2008/12/25 Danny B. <Wikipedia.Danny.B(a)email.cz>cz>:
I have reverted both revisions in r45021 and r45022
because it caused massive invalidity of pages.
The id attribute in XHTML is defined as /[A-Za-z][A-Za-z0-9:_.-]*/ [1][2]- and that's
exactly why we use <a name="..."> in cases where the following <h#>
tag doesn't have id because of these restrictions. The name attribute is of NMTOKEN
[3] thus allows to begin with non-alpha character.
[1]
http://www.w3.org/TR/html401/types.html#type-name
[2]
http://www.w3.org/TR/xhtml1/#C_8
[3]
http://www.w3.org/TR/2000/WD-xml-2e-20000814#NT-Nmtoken
As your own link [1] says, names in HTML4 are already only allowed to
begin with a letter. See also your own link [2]: "the type of the
name attribute has been changed to NMTOKEN. This attribute is
constrained such that it can only have the same values as type ID".
Anything that's valid in an a element's name attribute in XHTML 1 is
valid as an XML ID.
Note that all section names are passed through Sanitizer::escapeId()
right now.
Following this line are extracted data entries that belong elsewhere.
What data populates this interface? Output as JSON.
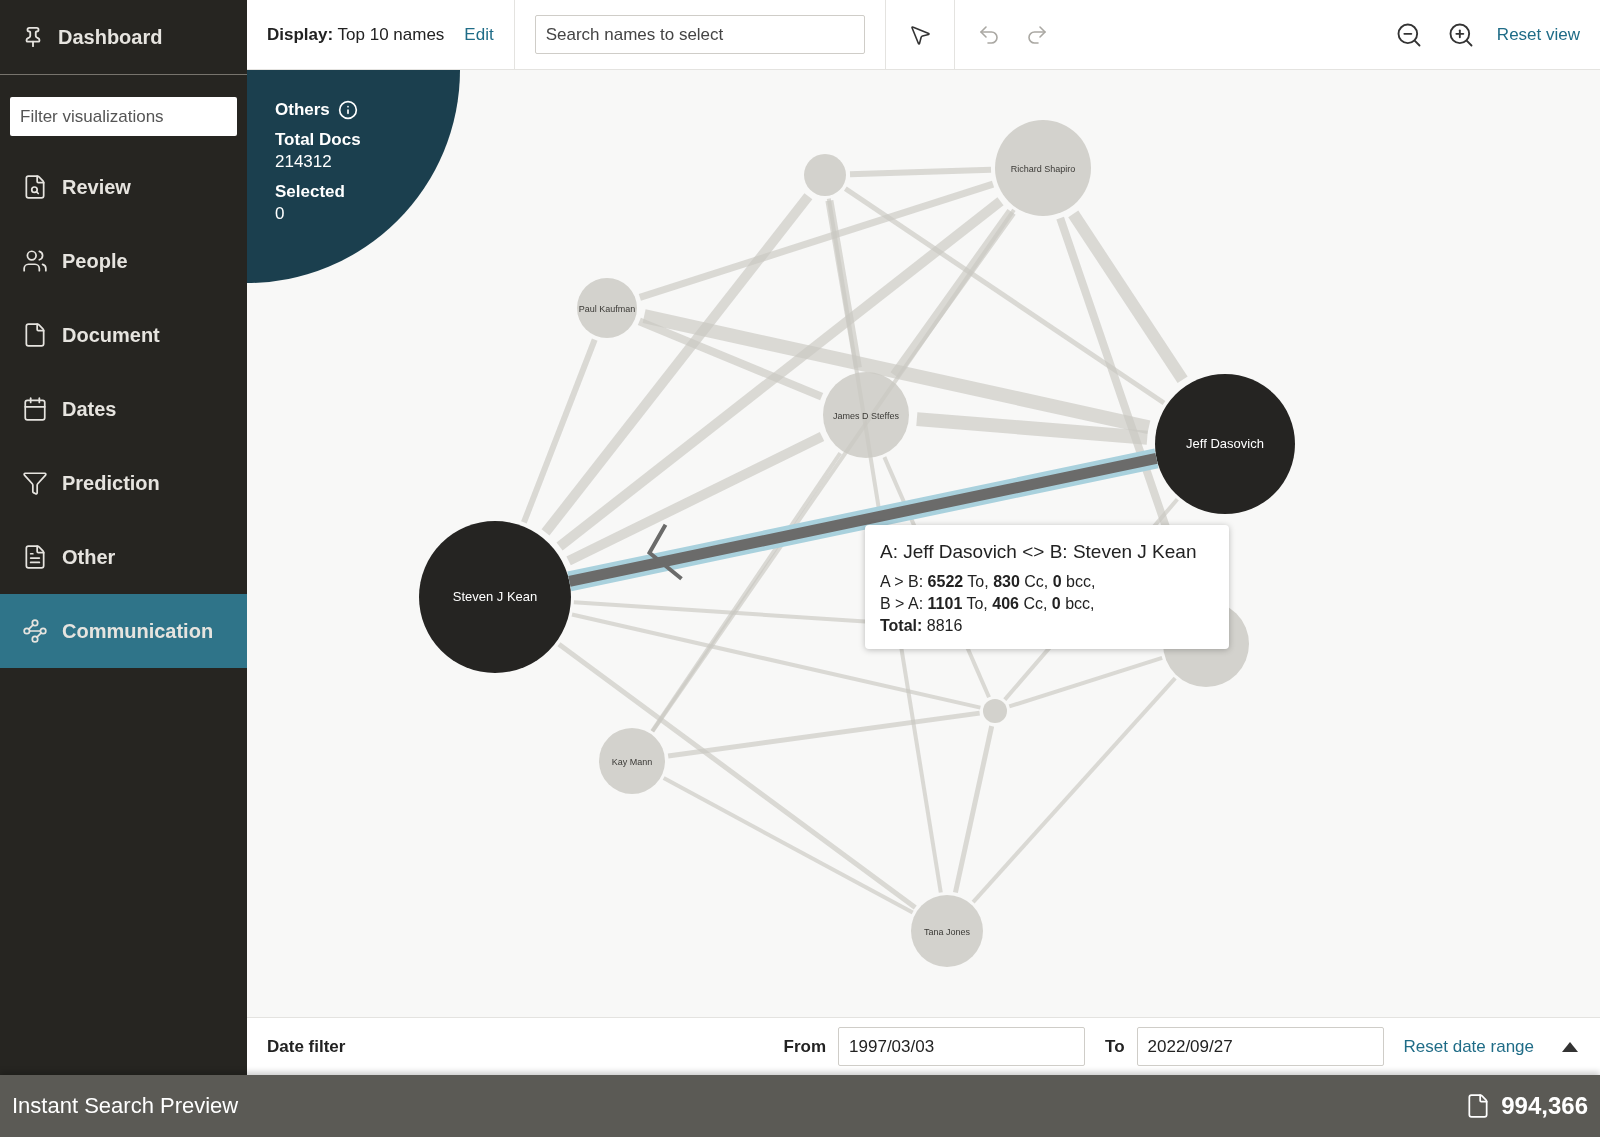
{
  "sidebar": {
    "header": "Dashboard",
    "filter": {
      "placeholder": "Filter visualizations"
    },
    "items": [
      {
        "label": "Review",
        "selected": false
      },
      {
        "label": "People",
        "selected": false
      },
      {
        "label": "Document",
        "selected": false
      },
      {
        "label": "Dates",
        "selected": false
      },
      {
        "label": "Prediction",
        "selected": false
      },
      {
        "label": "Other",
        "selected": false
      },
      {
        "label": "Communication",
        "selected": true
      }
    ]
  },
  "toolbar": {
    "display_label": "Display:",
    "display_value": "Top 10 names",
    "edit": "Edit",
    "search": {
      "placeholder": "Search names to select"
    },
    "undo": {
      "disabled": true
    },
    "redo": {
      "disabled": true
    },
    "reset_view": "Reset view"
  },
  "summary": {
    "title": "Others",
    "total_docs_label": "Total Docs",
    "total_docs": "214312",
    "selected_label": "Selected",
    "selected": "0"
  },
  "graph": {
    "nodes": [
      {
        "selected": false
      },
      {
        "label": "Richard Shapiro",
        "selected": false
      },
      {
        "label": "Paul Kaufman",
        "selected": false
      },
      {
        "label": "James D Steffes",
        "selected": false
      },
      {
        "label": "Jeff Dasovich",
        "selected": true
      },
      {
        "label": "Steven J Kean",
        "selected": true
      },
      {
        "selected": false
      },
      {
        "selected": false
      },
      {
        "label": "Kay Mann",
        "selected": false
      },
      {
        "label": "Tana Jones",
        "selected": false
      }
    ]
  },
  "tooltip": {
    "title": "A: Jeff Dasovich <> B: Steven J Kean",
    "lines": [
      "A > B: **6522** To, **830** Cc, **0** bcc,",
      "B > A: **1101** To, **406** Cc, **0** bcc,",
      "**Total:** 8816"
    ]
  },
  "date_filter": {
    "label": "Date filter",
    "from_label": "From",
    "from": "1997/03/03",
    "to_label": "To",
    "to": "2022/09/27",
    "reset": "Reset date range"
  },
  "footer": {
    "title": "Instant Search Preview",
    "count": "994,366"
  }
}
They should be passed with the Sanitizer::NONE option
(that's poorly named, isn't it?) to prepend an "x" if they don't
start
with a letter, but currently they aren't, I guess for backward
compatibility. That could probably be changed without much harm (add
the flag to line 3618 in Parser.php).
What page, specifically, exhibited a regression in standards
compliance, and why do you think that it was actually a regression?
Did new validator failures occur? I ran a test page through a
validator:
http://validator.w3.org/check?uri=http%3A%2F%2Fen.wikipedia.org%2Fwiki%2FUs…
The validator also says (emphasis added) "id *AND NAME* attributes
must begin with a letter, not a digit."